CP: Pomeranians have attracted a lot of interest among other dog fanciers. Many have managed to stay in the breed by just importing [over and over], producing only rubbish. I do not consider them genuine breeders, since they do not have a track record of homebred champions. Their boast is merely based on the accomplishments of other breeders. Very few have managed to breed and show with their own [lines]. This is the gauge of a true breeder: winning with their own homebreds.
[I would like to tell newbies that] firstly, I believe that [someone who has a genuine interest] has to first choose the style of Pomeranian he wants, since there are so many variations. Do research and go to dog shows to see what is available. If possible, go overseas to see competitions.
Is his selected breeder consistent in his breeding programs? That is, are his wins his own breeding or merely imports?
Secondly but just as important, research on the person whom you will be dealing with, not only in terms of the female dog [they’re offering], but also the support they can give you in the future. By support, I mean mentoring and the access to the breeding stock.
I cannot overemphasize the importance of mentoring, particularly for a beginner. Even now, I try to seek the opinions of others in my breeding efforts. Equally important is the “fountain”, or the choice of breeding stock, [with which] you can line-breed for [present and] future production.

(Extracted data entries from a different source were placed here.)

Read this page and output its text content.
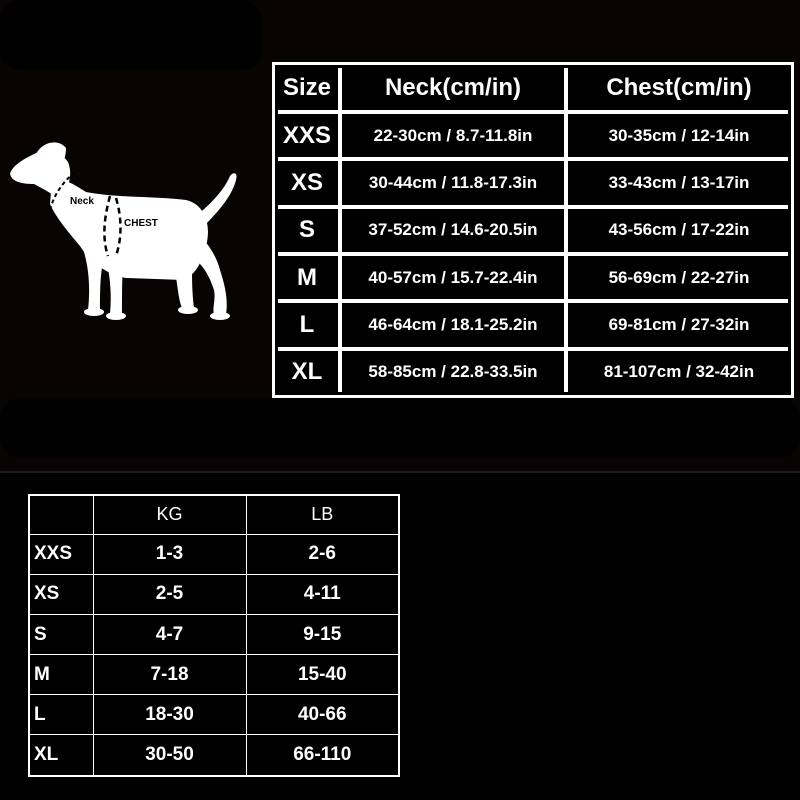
Neck
CHEST
Size	Neck(cm/in)	Chest(cm/in)
XXS	22-30cm / 8.7-11.8in	30-35cm / 12-14in
XS	30-44cm / 11.8-17.3in	33-43cm / 13-17in
S	37-52cm / 14.6-20.5in	43-56cm / 17-22in
M	40-57cm / 15.7-22.4in	56-69cm / 22-27in
L	46-64cm / 18.1-25.2in	69-81cm / 27-32in
XL	58-85cm / 22.8-33.5in	81-107cm / 32-42in
	KG	LB
XXS	1-3	2-6
XS	2-5	4-11
S	4-7	9-15
M	7-18	15-40
L	18-30	40-66
XL	30-50	66-110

AS: Did you have a mentor yourself?
CP: There is always something to learn and think about in the purebred sport. Over the years, I have met people whose wisdom I appreciate. Once in a while when opportunity warrants, I talk to them and try to pick their minds on some matters, even if they are [involved in] different breeds.
Many of these people have passed away, such as Keven Harris (Australian Judge), Michael Hughes Hall (South African Judge), Derek Hill (Pomeranian Breeder and Judge), Jerrie Freia (US Pomeranian breeder and my partner), and many others. Some of my more current ones are Dr. Raymundo Lo (Philippine Judge and Pekingese breeder), David and Carlene Gilstrap (US Breeder and my partners), and Gaurav Malik (Indian friend), among others.
AS: Given the current COVID-19 pandemic, how do you see the dog game in the years to come?
CP: We hardly have had any dog shows since March 2020. With regards to the future of the dog sport, I think it will become more challenging, unless dog clubs start using their influence to make it easier. Governmental restrictions and interference is starting. Dog travel is getting to be more difficult, too. I believe these dog clubs are the guardians of pure dog sports, and they should do something to ensure an atmosphere where they can remain in the renaissance of growth and development.
AS: How has professional rivalry impacted breeding practices?
CP: I believe it is the responsibility of
all breeders to share their bloodlines
with others. I have leased a lot of foreign stud dogs and have even sent my bitches overseas to get new bloodlines. That is how I have produced some of my best dogs. I allow my dogs to be used for breeding, too. I believe global cooperation is the key.
AS: Are you affiliated with the Philippine Canine Club, Inc. (PCCI)?
CP: I am a lifetime member of the PCCI. I have been invited to be a director but have declined, because I want to avoid dog politics and just want to enjoy my dogs. I am a licensed Toy Dog judge.